That's not the MHP, but conditionalists use to like that, calling it "the heart of the MHP", using "indispensable" mathematical conditional probability theory then for their own variant, to proof and honor their achievement. Pws on average remains unchangeable 2/3, just by telltale info varying around 2/3, from min.=1/2 (twice), to max.=1 (once), and similar scenario if the host is biased to a smaller extent. The results, by additional telltale info, will always vary around 2/3.

Admittedly, although "logically correct", all of that is not the "MHP", it's just a less important side aspect. But some like to ridiculously stylize up such meaningless telltale trivialities to "the main core of the MHP". Although the actual constellation never can be changed by their host, and neither the overall Pws of 2/3. All of those less important side aspects never can be helpful at all to understand and to solve the famous 50:50 paradoxon of the MHP, and we clearly can see that all this ridiculous telltale detour forever will be without any real relevance. Because – in spite of even the most extreme telltale bias of their host – the longest detour just proves what you already knew long before: That the guest should switch indeed, anyway. As per Marilyn vos Savant's advice.  Gerhardvalentin (talk) 17:52, 19 August 2010 (UTC)[reply]
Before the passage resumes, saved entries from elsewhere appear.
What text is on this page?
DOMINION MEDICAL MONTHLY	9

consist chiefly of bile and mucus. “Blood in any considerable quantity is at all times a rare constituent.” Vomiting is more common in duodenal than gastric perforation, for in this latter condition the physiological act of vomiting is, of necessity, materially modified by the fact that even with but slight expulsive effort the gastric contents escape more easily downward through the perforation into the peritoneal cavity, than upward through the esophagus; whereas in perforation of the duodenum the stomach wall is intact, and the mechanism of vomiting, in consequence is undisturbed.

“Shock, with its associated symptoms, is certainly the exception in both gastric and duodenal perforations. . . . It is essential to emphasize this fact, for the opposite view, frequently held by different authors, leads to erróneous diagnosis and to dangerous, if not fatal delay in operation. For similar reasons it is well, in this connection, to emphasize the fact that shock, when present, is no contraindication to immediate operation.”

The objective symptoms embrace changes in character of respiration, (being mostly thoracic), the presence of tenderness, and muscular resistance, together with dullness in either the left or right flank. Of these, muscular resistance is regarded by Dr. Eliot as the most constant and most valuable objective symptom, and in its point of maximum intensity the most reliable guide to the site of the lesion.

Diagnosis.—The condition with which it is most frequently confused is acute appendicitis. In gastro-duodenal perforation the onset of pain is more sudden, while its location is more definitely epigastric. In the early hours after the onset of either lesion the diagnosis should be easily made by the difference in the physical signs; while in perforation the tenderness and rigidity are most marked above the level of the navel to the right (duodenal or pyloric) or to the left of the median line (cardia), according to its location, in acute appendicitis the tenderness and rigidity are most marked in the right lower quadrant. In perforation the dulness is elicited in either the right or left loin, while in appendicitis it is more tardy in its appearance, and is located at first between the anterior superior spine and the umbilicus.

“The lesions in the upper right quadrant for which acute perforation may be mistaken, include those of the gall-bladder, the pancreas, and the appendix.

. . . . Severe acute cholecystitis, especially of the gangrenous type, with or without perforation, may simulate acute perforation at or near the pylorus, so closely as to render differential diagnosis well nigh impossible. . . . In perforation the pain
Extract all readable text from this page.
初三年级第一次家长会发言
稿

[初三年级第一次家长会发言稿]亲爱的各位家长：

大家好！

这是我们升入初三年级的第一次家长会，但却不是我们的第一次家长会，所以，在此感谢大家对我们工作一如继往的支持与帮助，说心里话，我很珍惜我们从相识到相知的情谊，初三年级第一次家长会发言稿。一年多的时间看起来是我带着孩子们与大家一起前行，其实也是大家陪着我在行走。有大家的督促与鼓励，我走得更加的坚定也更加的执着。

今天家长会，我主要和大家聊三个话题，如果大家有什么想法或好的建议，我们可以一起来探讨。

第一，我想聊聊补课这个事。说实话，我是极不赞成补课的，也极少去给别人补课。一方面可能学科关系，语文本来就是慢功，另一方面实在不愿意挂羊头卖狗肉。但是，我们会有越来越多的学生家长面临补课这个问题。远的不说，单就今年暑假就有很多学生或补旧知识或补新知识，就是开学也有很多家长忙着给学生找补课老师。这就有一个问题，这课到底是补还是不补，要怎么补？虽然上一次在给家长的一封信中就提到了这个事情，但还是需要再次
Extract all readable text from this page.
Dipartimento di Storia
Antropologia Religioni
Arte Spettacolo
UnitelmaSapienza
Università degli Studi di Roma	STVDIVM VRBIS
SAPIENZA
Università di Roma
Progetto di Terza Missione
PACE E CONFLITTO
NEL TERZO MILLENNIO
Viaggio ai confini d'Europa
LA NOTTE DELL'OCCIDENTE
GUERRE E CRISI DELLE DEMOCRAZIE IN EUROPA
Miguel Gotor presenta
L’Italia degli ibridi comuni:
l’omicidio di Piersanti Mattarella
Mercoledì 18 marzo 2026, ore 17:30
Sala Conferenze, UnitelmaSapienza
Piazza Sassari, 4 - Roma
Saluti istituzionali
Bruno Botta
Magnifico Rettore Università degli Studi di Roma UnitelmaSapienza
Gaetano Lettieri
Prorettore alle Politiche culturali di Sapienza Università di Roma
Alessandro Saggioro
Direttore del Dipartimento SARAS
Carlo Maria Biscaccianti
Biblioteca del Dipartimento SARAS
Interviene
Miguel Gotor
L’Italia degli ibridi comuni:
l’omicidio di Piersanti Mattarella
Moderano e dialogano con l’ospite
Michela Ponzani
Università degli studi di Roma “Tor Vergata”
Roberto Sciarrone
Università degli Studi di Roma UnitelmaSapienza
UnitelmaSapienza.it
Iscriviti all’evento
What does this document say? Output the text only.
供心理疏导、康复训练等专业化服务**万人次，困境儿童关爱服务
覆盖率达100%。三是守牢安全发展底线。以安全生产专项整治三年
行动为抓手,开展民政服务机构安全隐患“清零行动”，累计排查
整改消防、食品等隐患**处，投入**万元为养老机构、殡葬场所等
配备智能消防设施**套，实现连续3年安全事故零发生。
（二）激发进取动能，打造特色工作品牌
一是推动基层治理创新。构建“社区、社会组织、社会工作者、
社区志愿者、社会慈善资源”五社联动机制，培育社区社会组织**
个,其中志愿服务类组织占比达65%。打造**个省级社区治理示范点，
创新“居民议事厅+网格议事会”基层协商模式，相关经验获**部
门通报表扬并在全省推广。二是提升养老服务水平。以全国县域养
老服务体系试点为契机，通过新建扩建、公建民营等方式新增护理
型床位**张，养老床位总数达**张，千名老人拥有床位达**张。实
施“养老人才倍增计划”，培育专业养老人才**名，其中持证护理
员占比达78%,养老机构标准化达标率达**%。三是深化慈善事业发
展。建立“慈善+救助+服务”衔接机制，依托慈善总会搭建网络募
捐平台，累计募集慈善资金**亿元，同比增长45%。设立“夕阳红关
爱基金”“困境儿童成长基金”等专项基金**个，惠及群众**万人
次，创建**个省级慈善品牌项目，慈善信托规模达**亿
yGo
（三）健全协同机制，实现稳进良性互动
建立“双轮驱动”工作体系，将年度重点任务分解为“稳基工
About this table - all 9 lines are equally probable (right?). If the player has initially selected door 1 three lines apply. If, in addition, the host then opens door 3 only two lines still apply (the first one and the 4th one). If these two are equally probable, this table seems to be saying the chances of winning by switching (in this specific case) are 1/2. I know this is not actually true, but it is what your table (and vos Savant's table) seem to be saying. The resolution is that the case where the car is behind door 1 and the player picks door 1 and the host opens door 3 (which is shown, but not individually, as the 1st line) is only half as likely as the case where the car is behind door 1 and the player picks door 1 (which is shown as the 1st line), whereas the case where the car is behind door 2 and the player picks door 1 and the host opens door 3 (which is shown as the 4th line) is just as likely as the case where the car is behind door 2 and the player picks door 1 (which is also shown as the 4th line). Adding and the host opens door 3 changes one of these and not the other, but your table doesn't make this obvious. -- Rick Block (talk) 16:52, 26 August 2010 (UTC)[reply]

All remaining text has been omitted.